Leopard geckos are very low maintenance in comparison to other reptiles commonly kept as pets. The minimum tank size for one leopard gecko is 10 gallons. A larger tank, such as a 20 gallon long, is preferable. Leopard geckos are solitary animals and only come together in the wild to mate, so individual housing is best. Care givers for leopard geckos often anthropomorphize, compromising the quality of living for the leopard gecko. In order to properly digest their food, leopard geckos need a warm spot of 88-94F. Using a thermostat or rheostat paired with a digital thermometer with a probe is recommended for accurate tempature control. Never use hot rocks for it can burn their stomachs. The substrate in their vivariums does not need to be cleaned too often, as leopard geckos do not have bladders so their urates are solid. Never use wood chip or sand substrate this can become lodged in the digestive system blocking them from ingesting food and tearing through the lower digestive system. Even when using sand that is advertised as digestable there is a risk of impaction that could potentially kill a leopard gecko, but usually only at a younger age, or to the length of around 6 inches. Ideal substrates are paper towel, black and white newspaper, reptile carpet, shelf liner or for a natural look slate tile. The water bowl needs to be cleaned daily to keep the water clean from algae, skin, and dead feeder insects. The most common method to help pet geckos shed their old skin, is to add a 'humid hide' into the vivarium. These are usually small dens with damp kitchen toweling, vermiculite or moss. Another, less manual way of helping pet geckos shed skin, is to add a piece of large bark, or another natural-looking, rough surfaced ornament for the gecko to rub up against. If the skin doesn't come all the way off their toes you should soak the feet in water and then try to gently roll it off with a cotton swab The Leopard Gecko is one of the most vocal creatures of its species and the noise it makes often is similar to the squirting of water. Do not be alarmed if you hear this noise, that the Lizard is sick is a common misconception due to the vocal nature of the Gecko. Veterinary Care guide
Leopard geckos can be fed a staple diet consisting of insects including crickets, mealworms, grasshopers, and any viable inscet that is no bigger than the width of the geckos head. Insects should be dusted with vitamin and calcium supplements every other feeding for adults and every feeding for growing babies and juvies. Adult leopard geckos should be fed every 2-3 days, and baby's and juvies should be fed daily. Waxworms and pinkie's (baby mice without fur) are very fattening, and should rarely be offered to geckos as to avoid obesity, and/or fatty liver disease. Pinkie mice are usually only offered to females in preparation to breed as they need a higher body wieght to produce eggs. Many people believe that geckos are purely insectivorous, however in the wild they will eat anything they can overpower, including mice. Gutloading insects with nutritious grains, seeds, oats and fruits/vegetables is crucial to supplying proper nutrition to a gecko. Never leave extra insects roaming in the gecko's cage as they can bite the gecko and cause infection.

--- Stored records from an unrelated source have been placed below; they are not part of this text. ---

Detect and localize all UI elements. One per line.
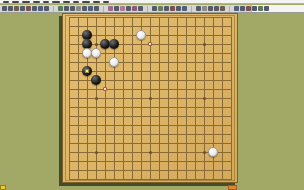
toolbar-icon-1-4[interactable] — [20, 6, 25, 11]
toolbar-icon-6-1[interactable] — [234, 6, 239, 11]
toolbar-icon-6-2[interactable] — [240, 6, 245, 11]
menu-item-8[interactable] — [73, 1, 79, 3]
star-point-D16 — [95, 43, 98, 46]
toolbar-icon-2-5[interactable] — [82, 6, 87, 11]
toolbar-icon-4-5[interactable] — [176, 6, 181, 11]
toolbar-icon-4-3[interactable] — [164, 6, 169, 11]
toolbar-icon-3-2[interactable] — [114, 6, 119, 11]
toolbar-group-4 — [152, 6, 192, 12]
toolbar-icon-3-6[interactable] — [138, 6, 143, 11]
toolbar-icon-4-1[interactable] — [152, 6, 157, 11]
variation-marker-E11 — [103, 87, 108, 92]
toolbar-icon-5-4[interactable] — [214, 6, 219, 11]
toolbar-icon-3-3[interactable] — [120, 6, 125, 11]
toolbar-icon-1-7[interactable] — [38, 6, 43, 11]
toolbar-icon-2-7[interactable] — [94, 6, 99, 11]
toolbar-icon-1-5[interactable] — [26, 6, 31, 11]
menu-item-7[interactable] — [63, 1, 70, 3]
toolbar-icon-5-1[interactable] — [196, 6, 201, 11]
white-stone-F14 — [109, 57, 119, 67]
star-point-Q16 — [203, 43, 206, 46]
menu-bar — [0, 0, 304, 4]
menu-item-3[interactable] — [22, 1, 30, 3]
toolbar-icon-2-3[interactable] — [70, 6, 75, 11]
toolbar-icon-2-6[interactable] — [88, 6, 93, 11]
toolbar-icon-4-2[interactable] — [158, 6, 163, 11]
toolbar-icon-5-3[interactable] — [208, 6, 213, 11]
toolbar-icon-1-2[interactable] — [8, 6, 13, 11]
toolbar-icon-6-6[interactable] — [264, 6, 269, 11]
white-stone-D15 — [91, 48, 101, 58]
corner-indicator-left[interactable] — [0, 185, 6, 190]
toolbar-icon-6-3[interactable] — [246, 6, 251, 11]
board-grid[interactable] — [69, 17, 232, 180]
menu-item-4[interactable] — [33, 1, 40, 3]
toolbar-icon-1-8[interactable] — [44, 6, 49, 11]
white-stone-R4 — [208, 147, 218, 157]
toolbar-group-2 — [58, 6, 104, 12]
menu-item-10[interactable] — [93, 1, 100, 3]
toolbar-icon-3-1[interactable] — [108, 6, 113, 11]
toolbar-icon-4-6[interactable] — [182, 6, 187, 11]
last-move-marker-C13 — [85, 69, 89, 73]
toolbar-group-6 — [234, 6, 273, 12]
variation-marker-K16 — [148, 42, 153, 47]
star-point-D10 — [95, 97, 98, 100]
menu-item-11[interactable] — [103, 1, 109, 3]
toolbar-icon-3-5[interactable] — [132, 6, 137, 11]
toolbar-icon-6-5[interactable] — [258, 6, 263, 11]
menu-item-6[interactable] — [52, 1, 60, 3]
toolbar-group-3 — [108, 6, 148, 12]
toolbar — [0, 5, 252, 12]
app-window — [0, 0, 304, 190]
corner-indicator-right[interactable] — [228, 185, 237, 190]
toolbar-group-5 — [196, 6, 230, 12]
toolbar-icon-2-1[interactable] — [58, 6, 63, 11]
toolbar-group-1 — [2, 6, 54, 12]
toolbar-icon-1-1[interactable] — [2, 6, 7, 11]
menu-item-9[interactable] — [82, 1, 90, 3]
black-stone-D12 — [91, 75, 101, 85]
menu-item-5[interactable] — [43, 1, 49, 3]
toolbar-icon-2-2[interactable] — [64, 6, 69, 11]
toolbar-icon-1-6[interactable] — [32, 6, 37, 11]
toolbar-row — [0, 5, 304, 13]
menu-item-1[interactable] — [3, 1, 9, 3]
toolbar-icon-1-3[interactable] — [14, 6, 19, 11]
menu-item-2[interactable] — [12, 1, 19, 3]
toolbar-icon-2-4[interactable] — [76, 6, 81, 11]
star-point-K4 — [149, 151, 152, 154]
toolbar-icon-3-4[interactable] — [126, 6, 131, 11]
star-point-Q4 — [203, 151, 206, 154]
black-stone-F16 — [109, 39, 119, 49]
toolbar-icon-6-4[interactable] — [252, 6, 257, 11]
white-stone-J17 — [136, 30, 146, 40]
star-point-Q10 — [203, 97, 206, 100]
toolbar-icon-5-2[interactable] — [202, 6, 207, 11]
star-point-D4 — [95, 151, 98, 154]
toolbar-icon-4-4[interactable] — [170, 6, 175, 11]
star-point-K10 — [149, 97, 152, 100]
toolbar-icon-5-5[interactable] — [220, 6, 225, 11]
go-board[interactable] — [62, 13, 238, 183]
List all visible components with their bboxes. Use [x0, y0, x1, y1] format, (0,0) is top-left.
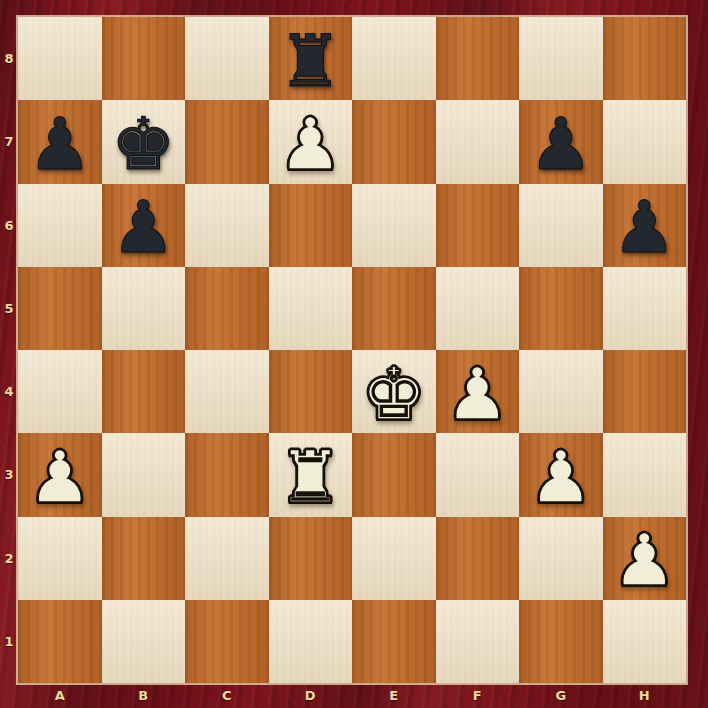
piece-white-pawn[interactable]: ♟ [612, 524, 677, 596]
square-g4[interactable] [519, 350, 603, 433]
square-d1[interactable] [269, 600, 353, 683]
square-h8[interactable] [603, 17, 687, 100]
square-b6[interactable]: ♟ [102, 184, 186, 267]
square-e6[interactable] [352, 184, 436, 267]
chess-board: ♜♟♚♟♟♟♟♚♟♟♜♟♟ [18, 17, 686, 683]
square-h4[interactable] [603, 350, 687, 433]
piece-white-pawn[interactable]: ♟ [445, 358, 510, 430]
square-c7[interactable] [185, 100, 269, 183]
rank-label-2: 2 [0, 517, 18, 600]
square-c3[interactable] [185, 433, 269, 516]
square-d4[interactable] [269, 350, 353, 433]
square-d8[interactable]: ♜ [269, 17, 353, 100]
square-g3[interactable]: ♟ [519, 433, 603, 516]
file-label-d: D [269, 683, 353, 708]
rank-label-7: 7 [0, 100, 18, 183]
file-label-a: A [18, 683, 102, 708]
square-c5[interactable] [185, 267, 269, 350]
rank-labels: 87654321 [0, 17, 18, 683]
square-a5[interactable] [18, 267, 102, 350]
square-b7[interactable]: ♚ [102, 100, 186, 183]
square-a1[interactable] [18, 600, 102, 683]
square-d2[interactable] [269, 517, 353, 600]
square-h2[interactable]: ♟ [603, 517, 687, 600]
piece-black-rook[interactable]: ♜ [278, 25, 343, 97]
piece-black-king[interactable]: ♚ [111, 108, 176, 180]
square-c4[interactable] [185, 350, 269, 433]
piece-white-pawn[interactable]: ♟ [278, 108, 343, 180]
square-f6[interactable] [436, 184, 520, 267]
square-c2[interactable] [185, 517, 269, 600]
file-label-b: B [102, 683, 186, 708]
square-f1[interactable] [436, 600, 520, 683]
square-g1[interactable] [519, 600, 603, 683]
square-c8[interactable] [185, 17, 269, 100]
file-label-c: C [185, 683, 269, 708]
piece-black-pawn[interactable]: ♟ [111, 191, 176, 263]
rank-label-8: 8 [0, 17, 18, 100]
rank-label-4: 4 [0, 350, 18, 433]
piece-white-pawn[interactable]: ♟ [27, 441, 92, 513]
square-d7[interactable]: ♟ [269, 100, 353, 183]
square-b3[interactable] [102, 433, 186, 516]
square-e7[interactable] [352, 100, 436, 183]
piece-black-pawn[interactable]: ♟ [528, 108, 593, 180]
square-b2[interactable] [102, 517, 186, 600]
square-g8[interactable] [519, 17, 603, 100]
square-h6[interactable]: ♟ [603, 184, 687, 267]
file-label-f: F [436, 683, 520, 708]
square-e2[interactable] [352, 517, 436, 600]
piece-white-pawn[interactable]: ♟ [528, 441, 593, 513]
square-a8[interactable] [18, 17, 102, 100]
square-c6[interactable] [185, 184, 269, 267]
file-label-h: H [603, 683, 687, 708]
square-b4[interactable] [102, 350, 186, 433]
rank-label-1: 1 [0, 600, 18, 683]
square-e4[interactable]: ♚ [352, 350, 436, 433]
square-f8[interactable] [436, 17, 520, 100]
square-f4[interactable]: ♟ [436, 350, 520, 433]
square-a2[interactable] [18, 517, 102, 600]
square-e1[interactable] [352, 600, 436, 683]
file-labels: ABCDEFGH [18, 683, 686, 708]
square-d3[interactable]: ♜ [269, 433, 353, 516]
square-h5[interactable] [603, 267, 687, 350]
square-a3[interactable]: ♟ [18, 433, 102, 516]
square-e3[interactable] [352, 433, 436, 516]
square-h1[interactable] [603, 600, 687, 683]
square-c1[interactable] [185, 600, 269, 683]
square-b1[interactable] [102, 600, 186, 683]
piece-black-pawn[interactable]: ♟ [27, 108, 92, 180]
piece-white-king[interactable]: ♚ [361, 358, 426, 430]
piece-white-rook[interactable]: ♜ [278, 441, 343, 513]
square-a6[interactable] [18, 184, 102, 267]
square-a7[interactable]: ♟ [18, 100, 102, 183]
square-d5[interactable] [269, 267, 353, 350]
square-a4[interactable] [18, 350, 102, 433]
square-h3[interactable] [603, 433, 687, 516]
square-f5[interactable] [436, 267, 520, 350]
file-label-g: G [519, 683, 603, 708]
rank-label-5: 5 [0, 267, 18, 350]
square-b8[interactable] [102, 17, 186, 100]
square-g2[interactable] [519, 517, 603, 600]
square-b5[interactable] [102, 267, 186, 350]
square-g7[interactable]: ♟ [519, 100, 603, 183]
square-f2[interactable] [436, 517, 520, 600]
square-e5[interactable] [352, 267, 436, 350]
piece-black-pawn[interactable]: ♟ [612, 191, 677, 263]
square-f7[interactable] [436, 100, 520, 183]
square-h7[interactable] [603, 100, 687, 183]
square-f3[interactable] [436, 433, 520, 516]
file-label-e: E [352, 683, 436, 708]
square-d6[interactable] [269, 184, 353, 267]
rank-label-6: 6 [0, 184, 18, 267]
square-g5[interactable] [519, 267, 603, 350]
rank-label-3: 3 [0, 433, 18, 516]
chessboard-screenshot: 87654321 ABCDEFGH ♜♟♚♟♟♟♟♚♟♟♜♟♟ [0, 0, 708, 708]
square-g6[interactable] [519, 184, 603, 267]
square-e8[interactable] [352, 17, 436, 100]
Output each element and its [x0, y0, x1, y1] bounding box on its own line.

The oldest recorded Leopard Gecko in captivity is a 25 year old male who lives at a zoo. Most Leopard Geckos will live (with proper care) well into their teens. Breeding females will usually live a shorter life span.
The Leopard gecko (Eublepharis macularius) is a nocturnal ground-dwelling gecko found in the deserts of Pakistan, northern India, Afghanistan, and parts of Iran. Unlike most geckos it possesses eyelids. Leopard geckos have become well established in captivity, particularly the pet industry. Prices in pet stores usually range from $20 (US) to $70. Prices for rare morphs of leopard geckos can be substantially higher.